What is the project about?
Tantivy is a fast, full-text search engine library written in Rust. It's designed to be a core component for building search engine capabilities into applications, similar to Apache Lucene.
What problem does it solve?
It provides the building blocks for creating powerful search functionality without the overhead of a full-fledged search engine server. It offers a flexible and efficient way to index and search large amounts of text data. It addresses the need for fast, local search capabilities within applications.

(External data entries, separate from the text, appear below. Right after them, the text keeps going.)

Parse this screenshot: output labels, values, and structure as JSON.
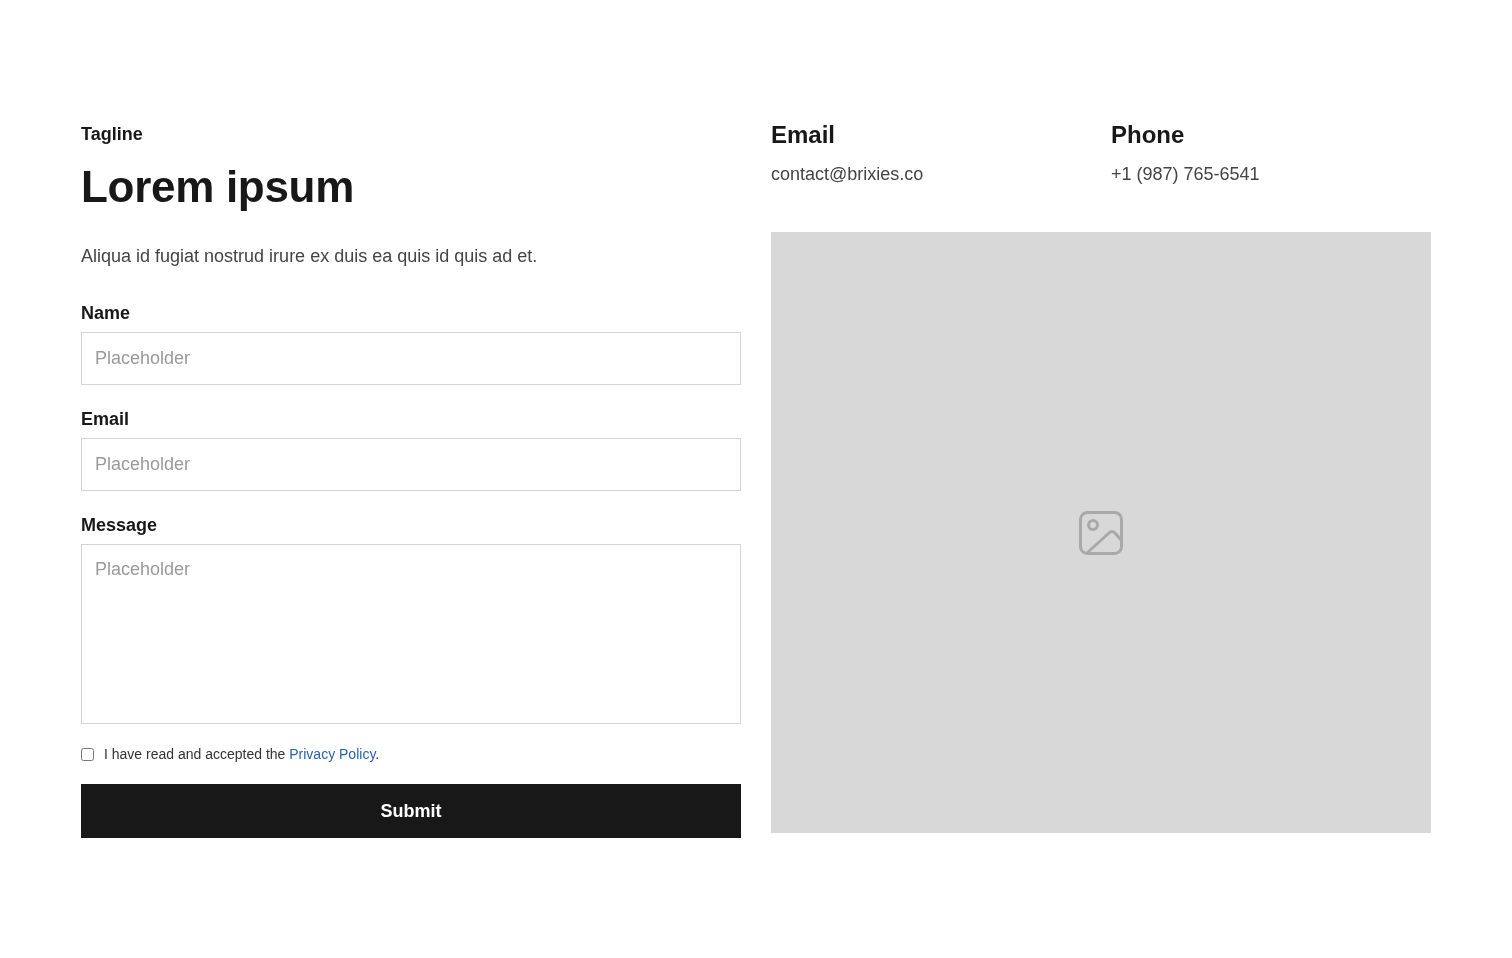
{
  "tagline": "Tagline",
  "heading": "Lorem ipsum",
  "description": "Aliqua id fugiat nostrud irure ex duis ea quis id quis ad et.",
  "form": {
    "fields": [
      {
        "label": "Name",
        "placeholder": "Placeholder",
        "kind": "input"
      },
      {
        "label": "Email",
        "placeholder": "Placeholder",
        "kind": "input"
      },
      {
        "label": "Message",
        "placeholder": "Placeholder",
        "kind": "textarea"
      }
    ],
    "consent": {
      "text": "I have read and accepted the ",
      "link": "Privacy Policy",
      "suffix": ".",
      "checked": false
    },
    "submit": "Submit"
  },
  "contacts": [
    {
      "label": "Email",
      "value": "contact@brixies.co"
    },
    {
      "label": "Phone",
      "value": "+1 (987) 765-6541"
    }
  ]
}
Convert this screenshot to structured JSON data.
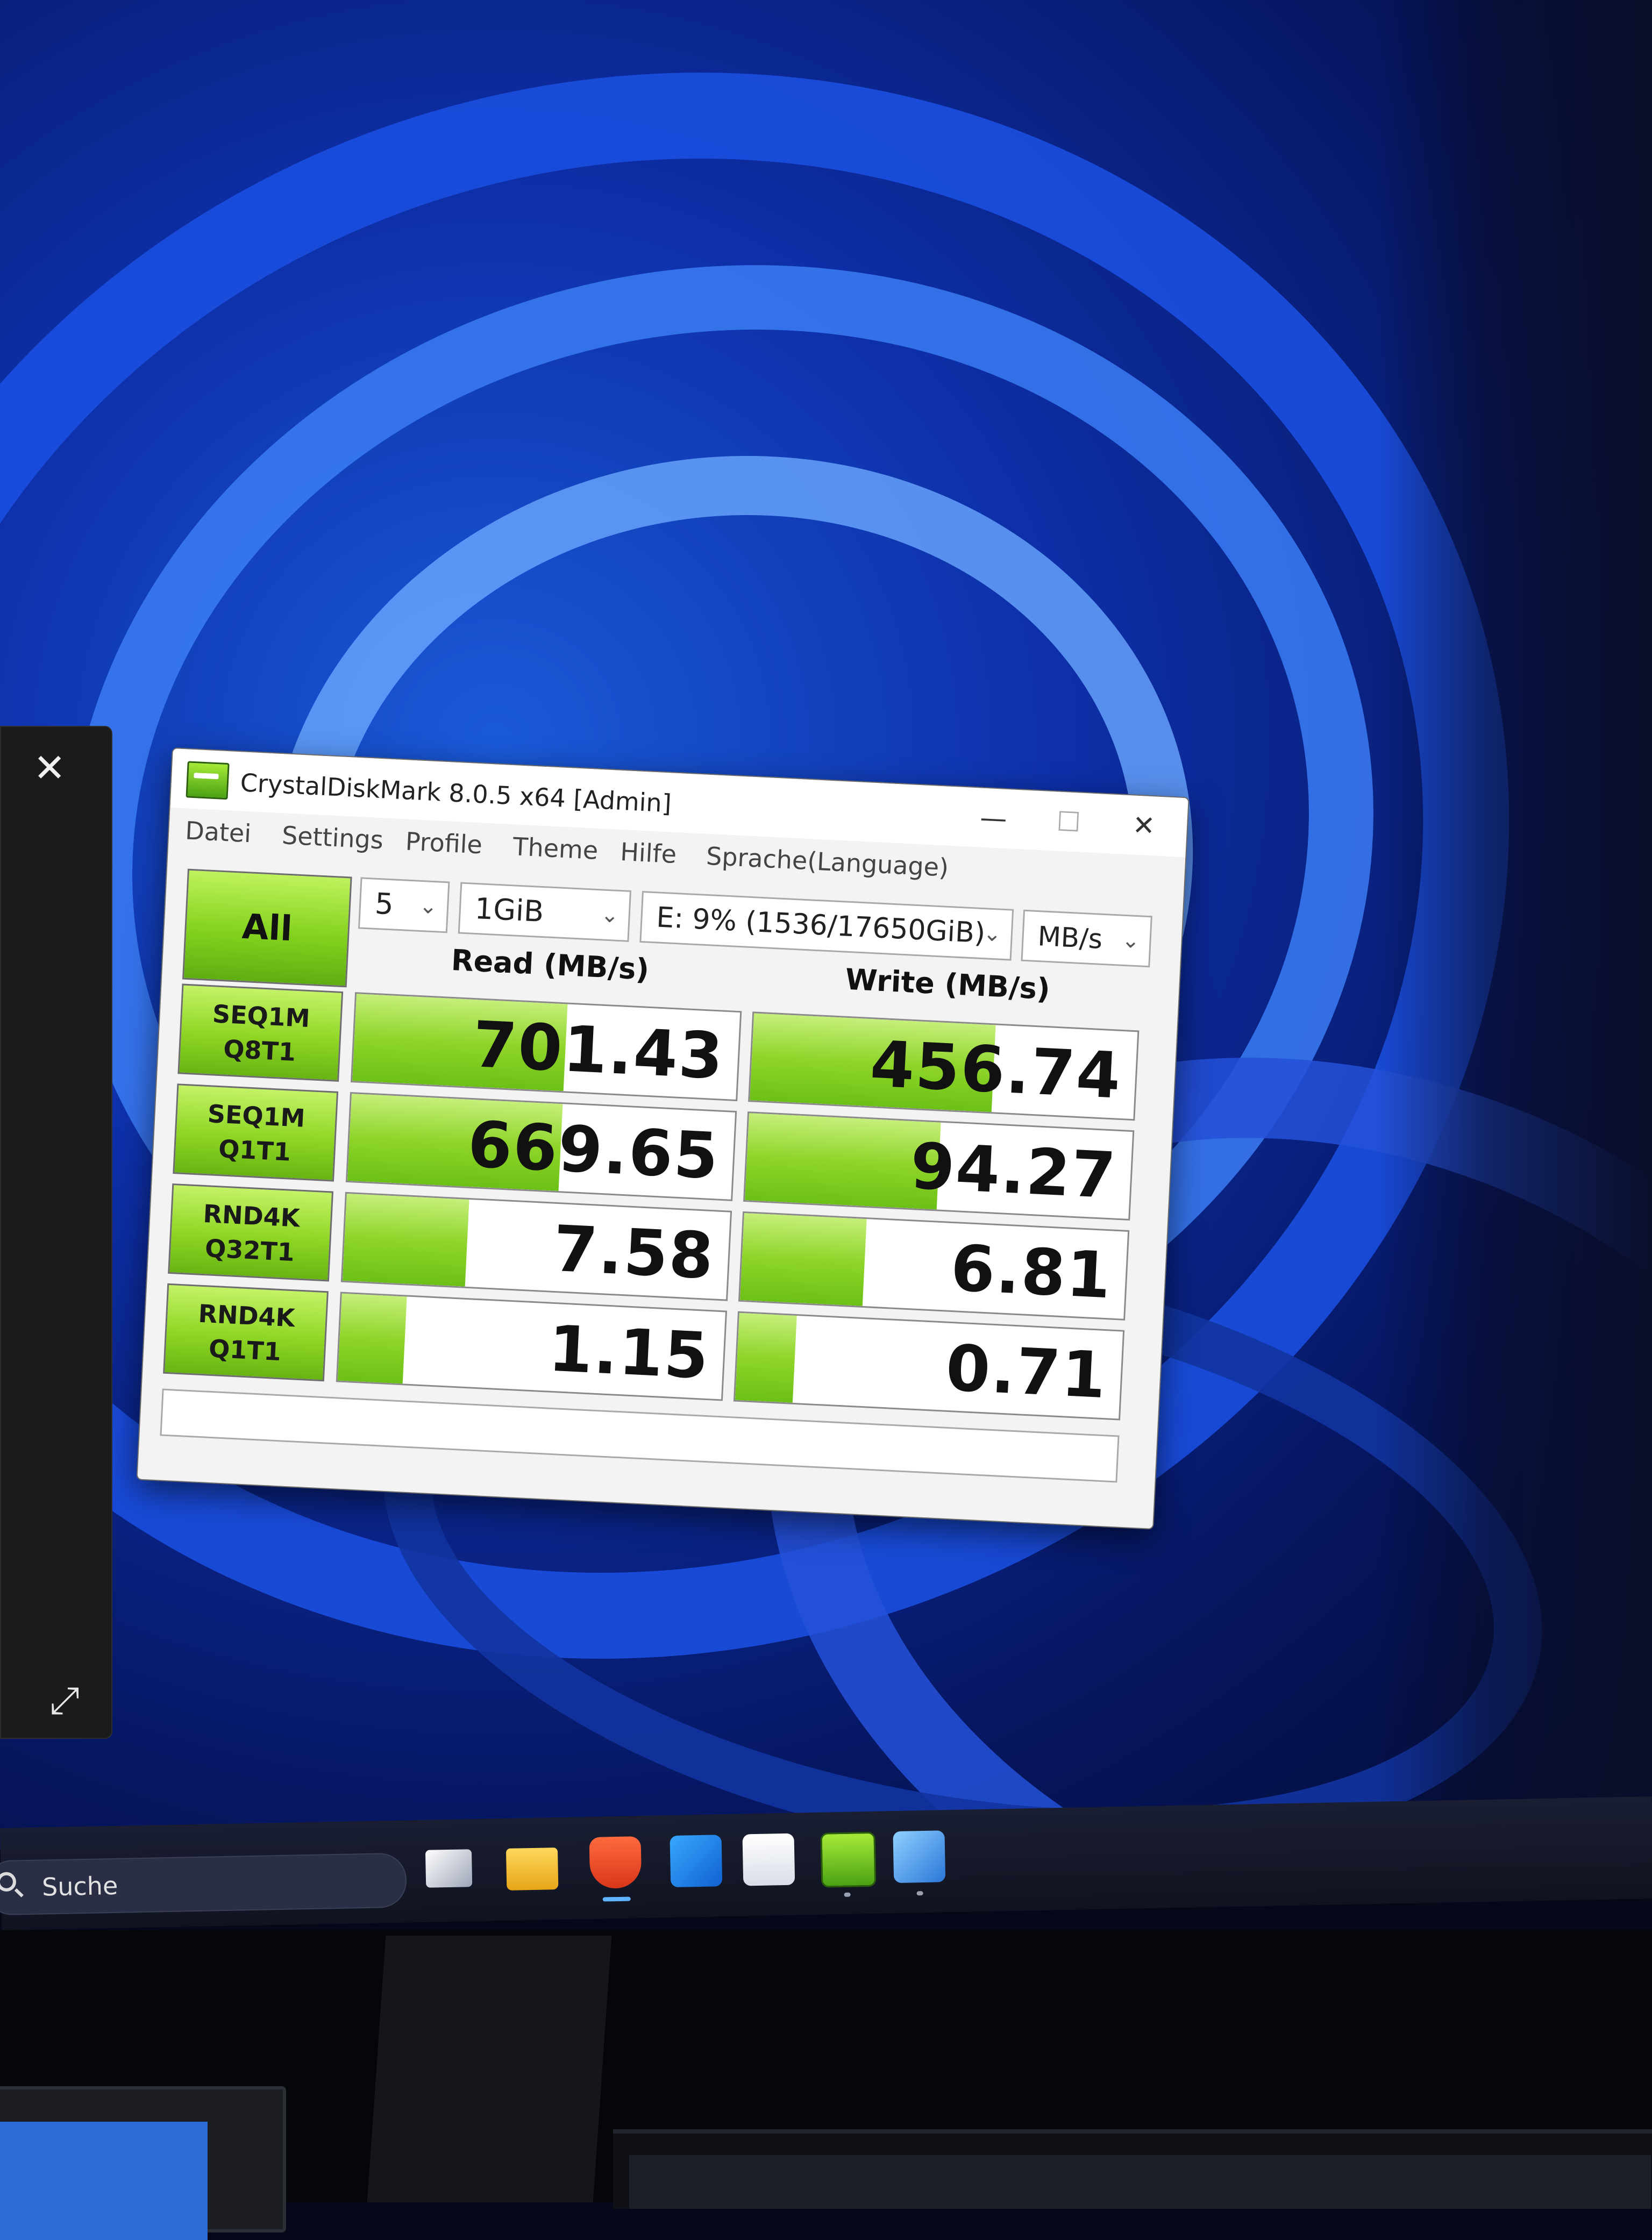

What are the features of the project?
- Full-text search with configurable tokenizers (including stemming for multiple languages and third-party support for CJK languages).
- BM25 scoring (like Lucene).
- Natural query language and phrase query support.
- Fast and efficient indexing (multithreaded).
- Incremental indexing.
- Various field types: text, numeric (i64, u64, f64), dates, IP addresses, booleans, facets, and byte arrays.
- Compressed document storage.
- Range queries and faceted search.
- JSON Field.
- Aggregation Collector.
- LogMergePolicy with deletes.
- Searcher Warmer API.
What are the technologies used in the project?
- Rust: The core programming language.
- SIMD (SSE2): For integer compression (where available).
- Compression Libraries: LZ4, Zstd for document storage.
- Mmap: For memory-mapped file access.
What are the benefits of the project?
- Speed: High performance for both indexing and searching.
- Efficiency: Low memory and CPU usage.
- Flexibility: Highly configurable indexing and search options.
- Embeddability: Designed to be integrated directly into applications.
- Small Footprint: Tiny startup time, suitable for command-line tools.
- Extensibility: Supports custom tokenizers.
What are the use cases of the project?
- Building custom search engines.
- Adding search functionality to applications (desktop, web, or command-line).
- Creating specialized search tools (e.g., code search, log analysis).
- Powering search within larger systems (as a component).
- Any application requiring fast, local, full-text search.